Теща была непоколебима, и у Егора не было ни малейших сомнений в том, в кого пошла характером его жена. Маша маму слушалась. Брала ребенка в охапку и отправлялась на побывку в Майами. Отсутствовали месяц или два. Уезжали несколько раз в год, а Егор скучал. От скуки заводил интрижки, был сам себе противен. Но Маша уезжала снова, и история повторялась. В этом году так часто не ездили: Минька ходил на занятия по подготовке к школе. Поэтому, наверное, Маша и почуяла Люську. Одно дело, когда все это происходит за тысячи километров от тебя, а другое – если под самым носом.
«Ох, может, плюнуть на гордость и самому попросить тещу приехать? Она как раз дама ухоженная, стильная. Они бы тогда на Машу одним фронтом навалились, глядишь, и сдвинулось бы дело с мертвой точки. И потом, теща бы наверняка дочери мозги промыла по-женски. Сказала бы: «Мужик видный, ухоженный, при деньгах. Уведут». Маша бы, понятное дело, попыталась отмахнуться, только от тещи, как от назойливой мухи, не отделаешься, пока не прихлопнешь. А для того чтобы прихлопнуть ее жужжание, необходимо исполнять все ее указания. Маша бы не отвертелась. Отправилась как миленькая и в салон, и в магазин. Из Майами-то она всегда приезжает ухоженной. Мать и на маникюр ее гоняет, и в парикмахерскую, и одежду подбирает со вкусом. Только проходит пара дней, и все возвращается на круги своя: мешковатые брюки, уродские ботинки, девчачий хвост. Жизнь под лозунгом: «Удобно, а на красоту наплевать».
Конечно, Егор мог бы попросить Машину маму приехать. Корона бы с головы не упала. Только вот просить бесполезно. Она ведь там не одна живет. Там муж, тоже, между прочим, успешный бизнесмен, которого надо облизывать и обхаживать, и детей, между прочим, двое. Старшая – Лия, сама уже замужем, ей двадцать пять, сейчас как раз должна родить. Теще будет и без Миньки кого понянчить. А Джефу всего пятнадцать. Опасный возраст. Нет, конечно, она не оставит сына-подростка ради того, чтобы вправить мозги великовозрастной дочери. Так что на эту бабушку рассчитывать не приходится. Она бы рада помочь, только сложно дотянуться с другого континента.

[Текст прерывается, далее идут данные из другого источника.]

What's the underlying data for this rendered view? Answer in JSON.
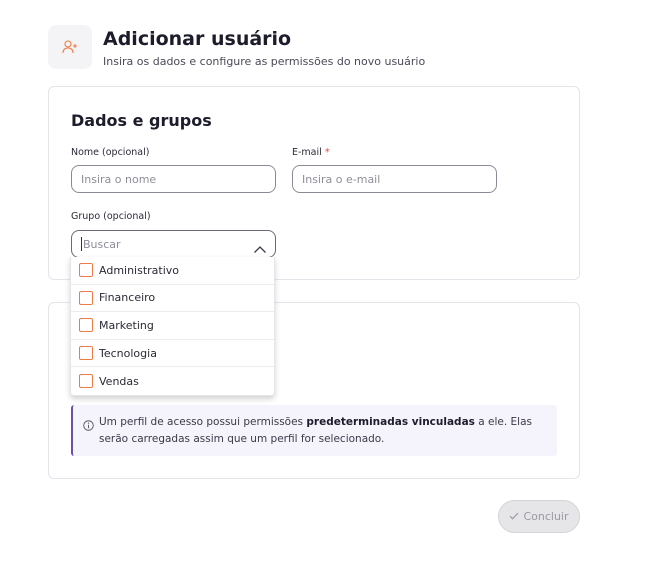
{
  "header": {
    "title": "Adicionar usuário",
    "subtitle": "Insira os dados e configure as permissões do novo usuário"
  },
  "section": {
    "title": "Dados e grupos"
  },
  "fields": {
    "name_label": "Nome (opcional)",
    "name_placeholder": "Insira o nome",
    "email_label": "E-mail",
    "email_required": "*",
    "email_placeholder": "Insira o e-mail",
    "group_label": "Grupo (opcional)",
    "group_placeholder": "Buscar"
  },
  "groups": [
    {
      "label": "Administrativo",
      "checked": false
    },
    {
      "label": "Financeiro",
      "checked": false
    },
    {
      "label": "Marketing",
      "checked": false
    },
    {
      "label": "Tecnologia",
      "checked": false
    },
    {
      "label": "Vendas",
      "checked": false
    }
  ],
  "info": {
    "text_before": "Um perfil de acesso possui permissões ",
    "text_bold": "predeterminadas vinculadas",
    "text_after": " a ele. Elas serão carregadas assim que um perfil for selecionado."
  },
  "actions": {
    "submit_label": "Concluir"
  },
  "colors": {
    "accent": "#ee7a45",
    "info_border": "#6b4fa8",
    "required": "#e2453a"
  },
  "icons": {
    "header": "user-add-icon",
    "info": "info-icon",
    "dropdown": "chevron-up-icon",
    "submit": "check-icon"
  }
}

А мама Егора… Да что о ней говорить? Даже Минька понимает, что бабушка «как бы есть», но на самом деле ее «как бы и нет». Это ему Маша, наверное, объяснить пыталась, а он в силу возраста подобрал вот такое удобное определение. Вроде детское, а лучше не придумаешь. Теперь, бывало, спросит у Егора, куда тот собрался. Услышит, что к бабушке, и молчит или просто тянет равнодушно: «А-а-а». Раньше все просился, хныкал даже, не понимал, почему нельзя. Это естественно. В его сознании бабушка – это тетя, заваливающая подарками и вкусностями, ни в чем не отказывающая, задорно улыбающаяся, постоянно зовущая в гости и рассказывающая о том, «как же она соскучилась по своему ненаглядному Майки». И другого образа нет. Зато есть подозрение, вернее, теперь уже уверенность, что где-то он все-таки существует (а как же иначе, раз Егор ездит), но знакомиться с ним, видимо, не стоит. Точно не стоит. Егор многое отдал бы за то, чтобы это было не так, но жизни в этом конкретном случае от него ничего и не надо. У нее для каждого свой расклад.

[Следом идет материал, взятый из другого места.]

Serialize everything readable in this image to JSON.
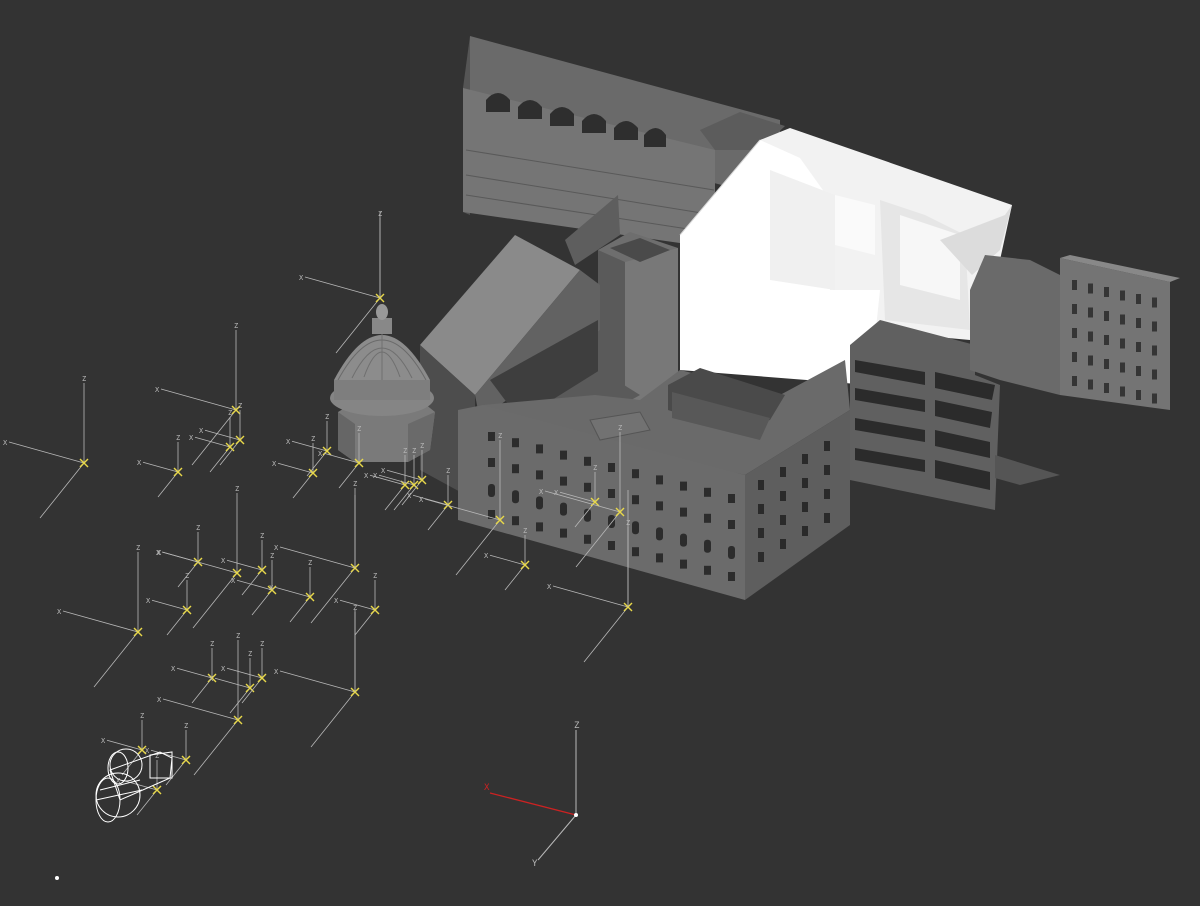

Вот для Маши, например, разложилось так, что на каждодневное участие бабушек в воспитании внука рассчитывать не приходится. И слагаемые этих обстоятельств и ее недоверчивого отношения к няням в сумме привели к усталости, раздражению и затрапезной (Егор даже вздрогнул от этого промелькнувшего в голове слова) внешности. Конечно, плохо так думать о жене. Тем более о жене хорошей и о жене любимой. И претензий-то к Машутке раз-два и обчелся. Готовит вкусно, дом в чистоте, а Минька воспитывается практически профессионально: плавание, шахматы, борьба, английский. Но главное – манеры. Сын спокоен, вежлив и рассудителен, и это, тут сомневаться не приходится, исключительно Машина заслуга. Егор что? «Привет, сынок. Пока, сынок. Как дела? Нормально? Ну, молоток». А у Маши система, у Маши понимание.
Странно это. Понимание таких глубоких вещей у нее есть, а тех очевидных, что на поверхности, нет. Отмахивается от них, как от несусветной чепухи, и продолжает двигаться в установленном для себя порядке: джинсы, кроссовки, хвост на макушке, мейкап по большим и очень редким праздникам».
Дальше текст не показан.